Son rire est remplacé par une concentration extrême. « Hmmm... » réfléchit-t-elle. « Un seul, je crois. Ah, non, deux. Enfin... un et demi.
— Comment ça, un et demi ?
— Tu peux pas faire compter Lukas pour zéro virgule cinq, meuf.
— Quand tu dis été avec ?
— Elle veut dire baiser.
— Ah. Bah... un, alors. Je crois.
— Comment ça, tu crois ? »
Marinette se redresse en soupirant. « C'est trop compliqué, c'est une question trop compliquée. » Les étoiles tournent au-dessus d'elle. Tournent tellement qu'elle ferme les yeux, bercée par le vent contre sa peau nue et les cigales qui stridulent.

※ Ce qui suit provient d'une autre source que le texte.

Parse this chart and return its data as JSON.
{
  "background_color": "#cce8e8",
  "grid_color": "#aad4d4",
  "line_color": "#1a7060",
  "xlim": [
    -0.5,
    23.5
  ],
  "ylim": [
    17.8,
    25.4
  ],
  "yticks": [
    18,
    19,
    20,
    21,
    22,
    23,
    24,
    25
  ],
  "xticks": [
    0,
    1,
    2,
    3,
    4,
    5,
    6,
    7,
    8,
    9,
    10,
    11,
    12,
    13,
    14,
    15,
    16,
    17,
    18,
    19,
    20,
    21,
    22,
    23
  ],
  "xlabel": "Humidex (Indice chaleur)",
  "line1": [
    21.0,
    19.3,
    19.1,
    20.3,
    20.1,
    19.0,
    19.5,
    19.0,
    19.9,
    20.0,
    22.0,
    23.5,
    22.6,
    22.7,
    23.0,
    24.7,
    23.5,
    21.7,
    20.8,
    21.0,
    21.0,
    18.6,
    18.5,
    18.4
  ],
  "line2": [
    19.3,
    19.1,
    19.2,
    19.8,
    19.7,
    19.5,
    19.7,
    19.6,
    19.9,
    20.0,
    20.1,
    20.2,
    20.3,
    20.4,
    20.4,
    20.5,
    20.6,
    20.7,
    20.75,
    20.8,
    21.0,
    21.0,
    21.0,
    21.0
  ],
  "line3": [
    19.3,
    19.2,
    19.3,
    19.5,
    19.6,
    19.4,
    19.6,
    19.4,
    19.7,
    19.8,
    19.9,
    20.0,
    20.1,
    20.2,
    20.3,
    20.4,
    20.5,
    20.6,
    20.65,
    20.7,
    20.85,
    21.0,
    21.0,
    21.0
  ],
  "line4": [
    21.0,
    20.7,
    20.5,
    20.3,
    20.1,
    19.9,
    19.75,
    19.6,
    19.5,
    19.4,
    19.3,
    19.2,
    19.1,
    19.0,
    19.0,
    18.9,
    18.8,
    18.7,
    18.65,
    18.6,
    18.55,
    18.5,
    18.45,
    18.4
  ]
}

« Moi, je m'en suis tapée qu'un seul, » déclare soudainement Alya.
Marinette sourit, ses poings pressés contre ses paupières, les doigts d'Alex caressant doucement son tibia. C'est agréable, léger. Ça lui montre qu'il est là mais qu'il pourrait aussi ne pas l'être, si elle lui demandait.
Mais Marinette ne sait pas ce qu'elle veut. Elle ne le savait déjà pas en étant sobre, alors avec deux grammes d'alcool dans le sang, ce n'est même pas la peine d'essayer de comprendre ce qu'il se passe dans sa tête.

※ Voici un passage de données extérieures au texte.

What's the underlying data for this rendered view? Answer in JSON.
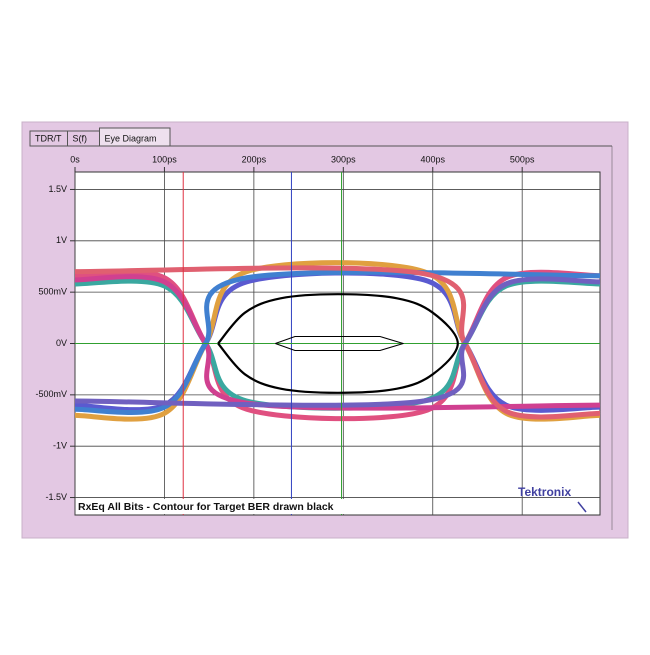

« Comment c'est, New-York ? » demande JP.
Marinette hausse les épaules, les yeux toujours fermés. « Grand. Bruyant. Cher, » déclare-t-elle en baillant. « Un peu comme Paris, mais les gens parlent anglais. »

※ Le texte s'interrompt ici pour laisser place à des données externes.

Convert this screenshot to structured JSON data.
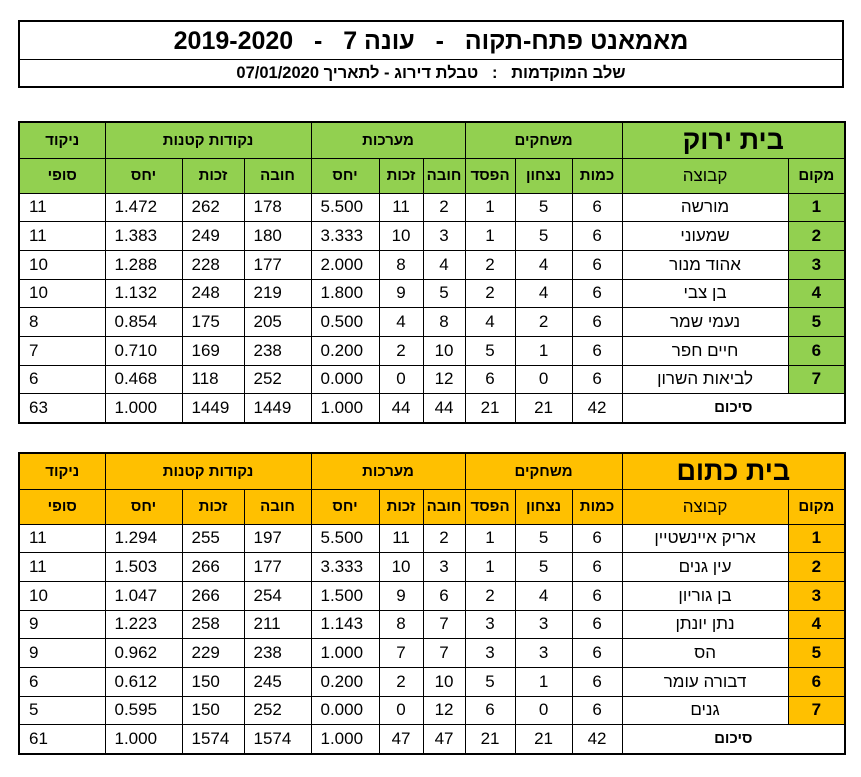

La main d'Alex se resserre légèrement autour de sa jambe. « Pas trop dur de se réhabituer au français ? » lui demande-t-il.
Marinette se redresse en rouvrant ses paupières. Ses yeux sont immédiatement attirés par le regard noisette d'Alex et par ses cheveux flamboyants qui forment un halo autour de son visage. « J'ai des mots qui me viennent en anglais, des fois, » explique-t-elle en croisant ses jambes.
« Comme quoi ? » lui demande-t-il en penchant légèrement la tête sur le côté.
Durant un instant, Marinette se perd dans la chaleur de l'été, le vent du sud et les yeux d'Alex. Elle oublie les regards autour d'eux, oublie qui est son voisin et qui hante ses rêves et ses cauchemars.
Durant un instant, Marinette se dit : pourquoi pas ?
Pourquoi ne pas se laisser aller dans cette paire d'yeux noisettes et ces doigts qui caressent gentiment sa cheville ? Pourquoi ne pas lâcher prise ?
Pour une infinité de raisons, probablement. Mais à cet instant, elle n'en voit aucune.
« Marinette ? C'est moi, je peux entrer ? »
Le monde est flou autour d'elle. Un mal de crâne la fait gémir d'inconfort alors qu'elle se redresse dans son lit. Marinette met un moment à réaliser dans quel lit, dans quelle ville et dans quel pays elle se trouve.
« Oui, » répond-t-elle à Nino d'une voix rauque. « Oui, entre. »
Ses cheveux bouclés forment une masse indomptable au-dessus de sa tête et sa peau brune a perdu de son éclat habituel. Les cernes sous ses yeux donnent à Marinette une idée de ce à quoi elle doit ressembler.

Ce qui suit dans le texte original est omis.